Funding Circle, the British peer-to-peer lender, has lent more than £1 billion ($1.5 billion) to small and medium sized businesses in the UK since launching in 2010.
In 2015 alone, investors used Funding Circle’s technology to hand businesses more than £500 million, and the company expects to lend at least another £1 billion in 2016, according to a report in the Financial Times.
The company is succeeding because of the the ease with which people can lend and borrow money using their platform, according to UK managing director, and co-founder James Meekings.
“Over the last five years, the Funding Circle marketplace model has proved to be a more efficient way for businesses to access the finance they need to grow and expand,” Meekings said in statement, adding that more than 12,000 British companies have used the platform since it launched.
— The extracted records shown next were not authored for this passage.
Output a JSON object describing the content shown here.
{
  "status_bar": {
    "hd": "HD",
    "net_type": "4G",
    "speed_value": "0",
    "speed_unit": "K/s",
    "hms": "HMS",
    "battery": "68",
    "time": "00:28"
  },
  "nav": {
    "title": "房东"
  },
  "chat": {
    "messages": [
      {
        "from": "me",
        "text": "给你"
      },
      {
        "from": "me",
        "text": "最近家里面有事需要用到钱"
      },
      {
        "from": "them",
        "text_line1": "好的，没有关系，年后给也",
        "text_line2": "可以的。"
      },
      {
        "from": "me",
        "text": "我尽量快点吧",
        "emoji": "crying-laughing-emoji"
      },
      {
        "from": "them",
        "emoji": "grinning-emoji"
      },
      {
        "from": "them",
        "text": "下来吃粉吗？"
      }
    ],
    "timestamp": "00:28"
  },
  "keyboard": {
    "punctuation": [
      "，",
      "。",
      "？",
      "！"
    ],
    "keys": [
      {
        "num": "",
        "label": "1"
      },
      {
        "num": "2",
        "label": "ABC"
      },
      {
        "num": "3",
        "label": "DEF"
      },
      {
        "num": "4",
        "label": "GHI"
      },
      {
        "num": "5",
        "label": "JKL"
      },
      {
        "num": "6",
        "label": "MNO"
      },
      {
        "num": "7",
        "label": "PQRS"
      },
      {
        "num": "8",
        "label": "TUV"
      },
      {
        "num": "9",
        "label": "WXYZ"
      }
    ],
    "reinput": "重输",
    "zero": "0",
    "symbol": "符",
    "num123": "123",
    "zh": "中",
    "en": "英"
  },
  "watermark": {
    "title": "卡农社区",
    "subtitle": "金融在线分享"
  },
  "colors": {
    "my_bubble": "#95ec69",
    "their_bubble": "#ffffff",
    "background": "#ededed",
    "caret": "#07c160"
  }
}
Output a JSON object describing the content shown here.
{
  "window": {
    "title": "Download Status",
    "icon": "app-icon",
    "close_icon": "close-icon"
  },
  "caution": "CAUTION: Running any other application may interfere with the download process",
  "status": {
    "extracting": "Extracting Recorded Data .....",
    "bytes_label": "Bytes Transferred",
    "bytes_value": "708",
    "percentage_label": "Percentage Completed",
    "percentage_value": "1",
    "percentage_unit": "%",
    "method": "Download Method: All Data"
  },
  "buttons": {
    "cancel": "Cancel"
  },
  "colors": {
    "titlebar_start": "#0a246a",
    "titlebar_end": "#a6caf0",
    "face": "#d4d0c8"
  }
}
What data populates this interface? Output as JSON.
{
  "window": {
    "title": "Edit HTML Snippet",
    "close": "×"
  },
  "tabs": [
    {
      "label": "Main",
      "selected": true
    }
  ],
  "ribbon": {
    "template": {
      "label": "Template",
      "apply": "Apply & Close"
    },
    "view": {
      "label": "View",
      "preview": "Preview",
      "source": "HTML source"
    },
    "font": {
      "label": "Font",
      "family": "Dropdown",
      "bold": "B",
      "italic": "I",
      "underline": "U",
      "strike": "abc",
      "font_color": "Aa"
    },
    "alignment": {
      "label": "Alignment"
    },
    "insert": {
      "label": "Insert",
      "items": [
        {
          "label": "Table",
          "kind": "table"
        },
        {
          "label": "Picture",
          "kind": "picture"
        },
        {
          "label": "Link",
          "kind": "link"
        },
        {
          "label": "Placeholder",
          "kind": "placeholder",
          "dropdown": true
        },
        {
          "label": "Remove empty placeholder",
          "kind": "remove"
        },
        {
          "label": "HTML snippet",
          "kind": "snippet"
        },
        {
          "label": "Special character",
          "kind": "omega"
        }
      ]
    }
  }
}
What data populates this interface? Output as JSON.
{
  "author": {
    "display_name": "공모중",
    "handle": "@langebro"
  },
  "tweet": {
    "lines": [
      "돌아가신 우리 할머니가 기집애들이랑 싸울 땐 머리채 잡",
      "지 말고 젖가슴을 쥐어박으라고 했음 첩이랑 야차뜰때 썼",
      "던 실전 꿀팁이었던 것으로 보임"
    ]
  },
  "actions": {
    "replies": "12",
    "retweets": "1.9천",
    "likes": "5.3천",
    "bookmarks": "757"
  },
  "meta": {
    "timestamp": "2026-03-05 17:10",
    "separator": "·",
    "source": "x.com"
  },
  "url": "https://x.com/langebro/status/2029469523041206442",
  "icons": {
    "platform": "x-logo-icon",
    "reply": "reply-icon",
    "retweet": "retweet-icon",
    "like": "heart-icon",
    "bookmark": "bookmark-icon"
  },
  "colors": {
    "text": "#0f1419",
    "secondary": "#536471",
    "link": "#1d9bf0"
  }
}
“We are building the infrastructure where any investor, big or small, can lend. We want to become the first choice for small business finance by making small business lending faster and easier than ever before,” Meekings added.
Funding Circle has expanded pretty aggresively since launching in 2010. In 2013 the company broke into the American market by merging with San Francisco based lender, Endurance Lending, and in October this year, the company bought German lender Zencap, giving it a presence in Germany, Spain, and the Netherlands.
While passing £1 billion in lending is clearly a pretty big milestone for Funding Circle, they’re still a fair way from reaching their ultimate goal. In October, Funding Circle’s co-founder and global CEO Samir Desai told Business Insider’s Oscar Williams-Grut that the company wants to eventually lend $100 billion per year through its platform.
Funding Circle — alongside money transfer business TransferWise — is one of the UK’s highest profile financial technology, or fintech, businesses. The company is one of the few tech “unicorns” based in the UK — start-up businesses valued at more than $1 billion (£680 million). Silicon Valley is awash with “unicorns”, but they are substantially rarer in the UK.
The company isn’t profitable yet, but says that that’s because they’re investing so heavily in growth, Desai told Business Insider. It lost £19.4 million in 2014, according to the Financial Times.